La inteligencia artificial generativa se está integrando con rapidez en los entornos empresariales, pero la seguridad no avanza al mismo ritmo. Esa es la principal conclusión de una encuesta encargada por Utimaco a 250 grandes empresas en Estados Unidos, que dibuja un escenario conocido en el sector: conciencia del riesgo elevada, pero capacidad de respuesta todavía limitada.
Según el estudio, el 78 % de las organizaciones identifica las filtraciones de datos como el principal riesgo asociado a la IA generativa en el corto plazo. Sin embargo, más de la mitad (57 %) reconoce que aún no ha desplegado medidas específicas para mitigarlo.
El dato, en el centro del problema
El informe apunta a una cuestión de fondo: la IA no introduce un riesgo completamente nuevo, sino que amplifica uno ya existente. El dato —especialmente el dato sensible— se mueve ahora por más entornos, más herramientas y más procesos automatizados, lo que dificulta su control.
En este contexto, no sorprende que junto a las filtraciones, el robo de propiedad intelectual aparezca como otra gran preocupación (77 %).
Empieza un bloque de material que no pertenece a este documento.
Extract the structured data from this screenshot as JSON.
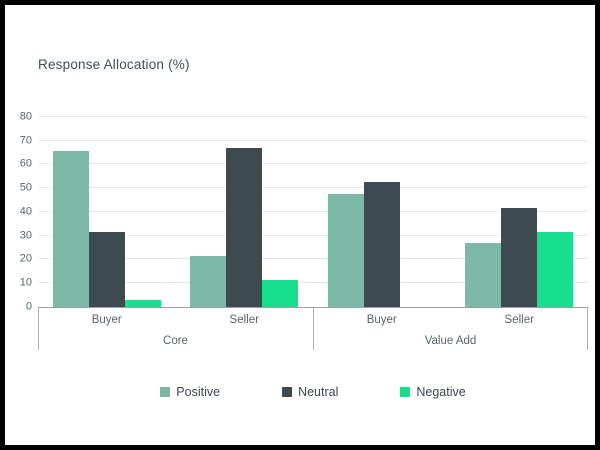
{
  "header": {
    "title": "Response Allocation (%)"
  },
  "chart_data": {
    "type": "bar",
    "title": "Response Allocation (%)",
    "xlabel": "",
    "ylabel": "",
    "ylim": [
      0,
      85
    ],
    "yticks": [
      0,
      10,
      20,
      30,
      40,
      50,
      60,
      70,
      80
    ],
    "grid": true,
    "legend_position": "bottom",
    "group_labels": [
      "Core",
      "Value Add"
    ],
    "categories": [
      "Buyer",
      "Seller",
      "Buyer",
      "Seller"
    ],
    "category_groups": [
      "Core",
      "Core",
      "Value Add",
      "Value Add"
    ],
    "series": [
      {
        "name": "Positive",
        "color": "#7cb9a6",
        "values": [
          65.5,
          21.5,
          47.5,
          27
        ]
      },
      {
        "name": "Neutral",
        "color": "#3d4b50",
        "values": [
          31.5,
          67,
          52.5,
          41.5
        ]
      },
      {
        "name": "Negative",
        "color": "#18df8d",
        "values": [
          3,
          11.5,
          0,
          31.5
        ]
      }
    ]
  },
  "legend": {
    "items": [
      "Positive",
      "Neutral",
      "Negative"
    ]
  },
  "colors": {
    "positive": "#7cb9a6",
    "neutral": "#3d4b50",
    "negative": "#18df8d",
    "background": "#ffffff",
    "frame_border": "#000000",
    "gridline": "#e8e8e8",
    "axis_line": "#9aa0a5",
    "text": "#56636d"
  }
}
La combinación de modelos públicos, integraciones con terceros y uso intensivo por parte de empleados genera un escenario en el que la información puede salir sin que exista necesariamente una vulneración evidente de las reglas.
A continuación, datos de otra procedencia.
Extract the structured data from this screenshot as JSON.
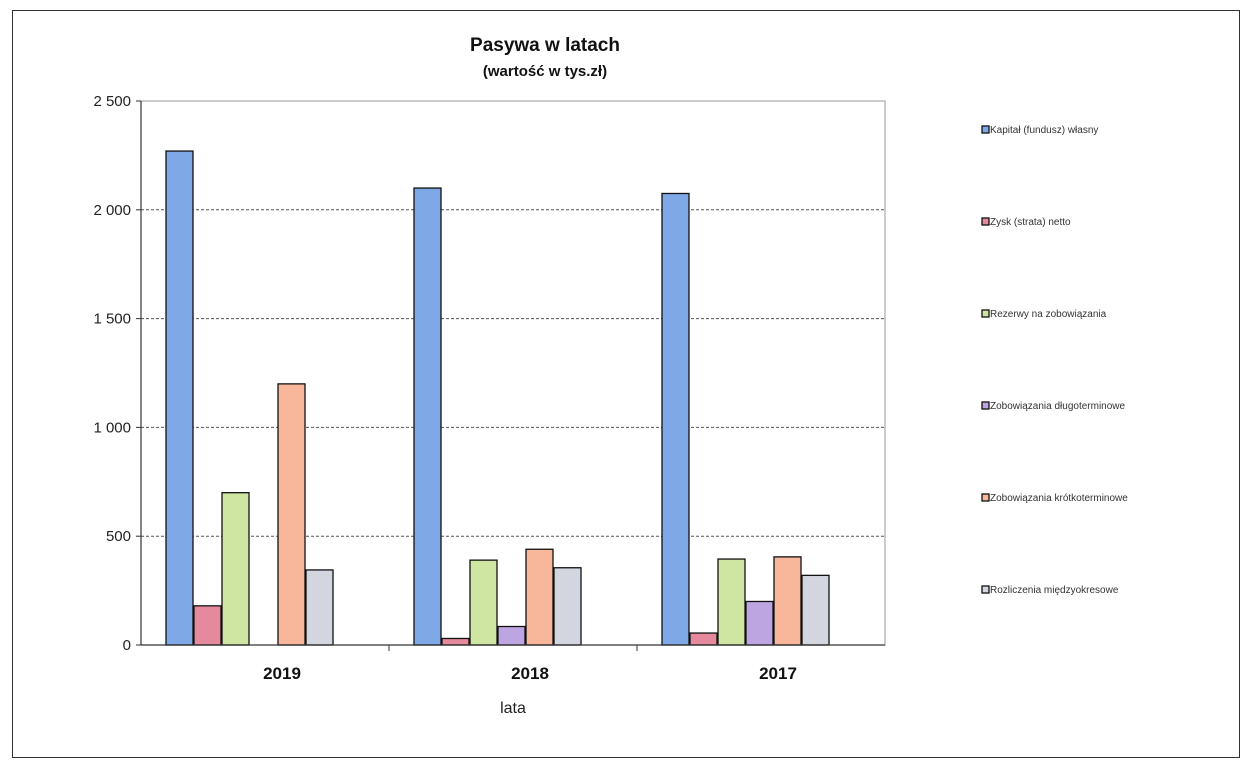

De hecho, el propio estudio de Utimaco recuerda que muchos modelos de IA no garantizan que las entradas no se utilicen posteriormente para entrenamiento o mejora, lo que añade una capa adicional de incertidumbre en entornos corporativos .
A pesar de estos riesgos, la adopción de la IA es ya una realidad consolidada. Más del 90 % de las empresas encuestadas afirma utilizarla en sus operaciones diarias, aunque solo una minoría habla de transformación real del negocio.
Esto refleja otro de los retos actuales: la heterogeneidad tecnológica. Las organizaciones están incorporando IA sobre infraestructuras complejas, con múltiples entornos —cloud, on-premise, edge— y sin un modelo unificado de seguridad del dato. En ese escenario, proteger la información a lo largo de todo su ciclo de vida se convierte en un desafío estructural más que en un problema puntual.
El frente cuántico agrava la presión
A esta situación se suma un factor que empieza a ganar peso en las estrategias de seguridad: la computación cuántica. El 72 % de las empresas considera que los ataques a datos heredados serán el principal riesgo en este ámbito, pero el 75 % sigue sin estar preparado para afrontarlo .
El concepto de Harvest Now, Decrypt Later (recopilar ahora, descifrar después) introduce una dimensión diferente del riesgo: datos cifrados hoy pueden ser vulnerables en el futuro. Y, sin embargo, la adopción de medidas como la criptografía poscuántica o la llamada criptoagilidad sigue siendo muy limitada.
Otro de los elementos que emerge con fuerza es la soberanía del dato. El 80 % de las organizaciones considera “muy” o “críticamente” importante proteger los datos de los clientes en este contexto .
Aunque el estudiode Utimaco se centra en Estados Unidos —donde el marco regulatorio es menos homogéneo que en Europa—, la tendencia apunta a una preocupación global. La distribución de cargas de trabajo de IA entre diferentes entornos y geografías está obligando a las empresas a replantear no solo cómo protegen el dato, sino dónde reside y quién tiene control efectivo sobre él.